Using the fast decoding methods on invalid Base64 input will likely result in either an ArrayOutOfBoundsException due to invalid lookup table indices/invalid encoded input length, or in silently erroneous output.
Java should select the optimal vector size thanks to the use of the Vector API's SPECIES_PREFERRED. However, this may not select the optimal vector size on certain systems.
The automated vector length selection can be overriden with the jdz.vector.size
system property, which may be set to values 128, 256 or 512, representing the vector bit size. Selecting a value greater than what your CPU supports will make encoding/decoding 100-1000x slower. Experiment with this value if the library appears suspiciously slow.
The java.util encode
and decode
methods rely on the use of an encodeBlock
and decodeBlock
method. These methods are both intrinsinc candidates since Java 11 and 16 respectively, meaning that the JVM can replace them with an extremely fast SIMD method. From my testing, these methods get intrinsifed after around 5000 calls in a JMH benchmark. So how many bytes need to be decoded in order to hit 5000 calls to these methods?
If you're encoding or decoding according the RFC4648/RFC4648_URL spec, the intrinsic methods get called once for each call to encode
or decode
, which obviously allows for the fastest speeds as this minimizes callbacks into Java. Unfortunately, this means that the high level methods must be called ~5000 times before users benefit from intrinsification (*). If you are working with large arrays, this can take a while: 33 seconds of continuous encoding of 10MB arrays were required for the java.util encoding to intrinsify on my M1 mac. Similarly, if your application does not encode/decode 5000+ times in its lifetime, you will never benefit from this. If your application is encoding/decoding base64 sparsely rather than continuously, this might also impede intrinsification.

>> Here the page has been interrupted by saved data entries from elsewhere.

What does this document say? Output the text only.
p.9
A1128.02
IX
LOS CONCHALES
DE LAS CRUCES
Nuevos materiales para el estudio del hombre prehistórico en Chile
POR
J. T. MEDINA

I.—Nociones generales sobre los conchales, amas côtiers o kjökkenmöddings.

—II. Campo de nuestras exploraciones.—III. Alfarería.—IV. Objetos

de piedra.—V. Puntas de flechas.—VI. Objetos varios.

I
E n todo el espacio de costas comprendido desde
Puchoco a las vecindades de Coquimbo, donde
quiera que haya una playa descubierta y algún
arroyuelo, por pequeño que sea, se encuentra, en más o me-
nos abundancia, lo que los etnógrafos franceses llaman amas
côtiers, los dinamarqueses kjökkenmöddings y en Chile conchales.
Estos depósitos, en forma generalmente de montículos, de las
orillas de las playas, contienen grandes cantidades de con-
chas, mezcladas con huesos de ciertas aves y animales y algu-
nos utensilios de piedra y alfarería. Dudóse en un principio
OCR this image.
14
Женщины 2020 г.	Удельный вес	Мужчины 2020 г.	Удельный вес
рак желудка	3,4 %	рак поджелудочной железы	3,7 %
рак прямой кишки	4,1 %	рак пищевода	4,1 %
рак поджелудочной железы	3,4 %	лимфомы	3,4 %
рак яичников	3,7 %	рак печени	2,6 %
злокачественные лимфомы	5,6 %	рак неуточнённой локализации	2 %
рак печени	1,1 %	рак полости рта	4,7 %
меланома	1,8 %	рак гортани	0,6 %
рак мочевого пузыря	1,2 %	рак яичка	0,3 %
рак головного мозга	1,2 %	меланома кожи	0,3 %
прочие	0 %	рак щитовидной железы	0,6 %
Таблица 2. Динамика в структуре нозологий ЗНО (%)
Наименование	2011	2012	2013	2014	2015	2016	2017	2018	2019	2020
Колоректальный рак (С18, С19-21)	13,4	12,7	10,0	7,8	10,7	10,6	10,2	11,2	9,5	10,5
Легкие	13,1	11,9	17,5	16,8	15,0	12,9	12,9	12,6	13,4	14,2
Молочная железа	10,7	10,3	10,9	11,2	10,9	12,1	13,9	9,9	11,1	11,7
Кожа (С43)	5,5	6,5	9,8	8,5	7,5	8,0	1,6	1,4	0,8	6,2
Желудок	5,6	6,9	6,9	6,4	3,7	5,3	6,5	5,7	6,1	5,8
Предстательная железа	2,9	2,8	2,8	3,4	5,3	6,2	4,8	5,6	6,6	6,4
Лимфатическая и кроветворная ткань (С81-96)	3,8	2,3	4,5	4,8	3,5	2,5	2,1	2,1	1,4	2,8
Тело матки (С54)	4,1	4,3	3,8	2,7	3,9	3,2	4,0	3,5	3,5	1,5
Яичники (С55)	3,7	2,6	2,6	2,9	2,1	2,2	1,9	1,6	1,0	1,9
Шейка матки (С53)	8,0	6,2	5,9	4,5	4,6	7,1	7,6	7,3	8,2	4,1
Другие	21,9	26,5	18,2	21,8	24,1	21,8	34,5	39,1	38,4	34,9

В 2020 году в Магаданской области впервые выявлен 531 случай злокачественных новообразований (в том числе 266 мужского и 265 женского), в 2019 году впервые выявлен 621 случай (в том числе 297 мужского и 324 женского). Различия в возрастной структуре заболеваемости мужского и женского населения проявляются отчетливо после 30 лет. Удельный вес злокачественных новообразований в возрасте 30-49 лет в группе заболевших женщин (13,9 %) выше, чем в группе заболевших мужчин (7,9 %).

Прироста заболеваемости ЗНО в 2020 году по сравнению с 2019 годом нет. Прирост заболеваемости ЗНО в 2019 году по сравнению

The java.util RFC2045 methods are more consistent in their intrinsification and unaffected by input size. The encoding method will encode data in 76 byte blocks, before return to Java to write linebreak characters, while the decoding method will return to Java on each invalid base64 character (which includes linebreak characters every 76 bytes). Although this guarantees faster intrinsification due to the IntrinsicCandidate methods being called at least once per 76 bytes of input, this slows down the methods considerably, allowing the jdz vector implementation to be faster.
Intrinsification also does not necessarily occur on every system or JVM. For example, the java.util methods were not intrinsified on an AWS m4.large or on my VMWare Ubuntu VM. As a result, jdz methods strongly outperform java.util on any such system, as java.util will be performing scalar encoding/decoding.
Benchmarks were all ran on Java 20 (Temurin), using non byte array allocating methods for all libraries supporting this. These are JMH benchmarks consisting of 3 forks of 5 warmups and 5 iterations. All benchmarks were measured for size of unencoded data, input size for encoding and output size for decoding.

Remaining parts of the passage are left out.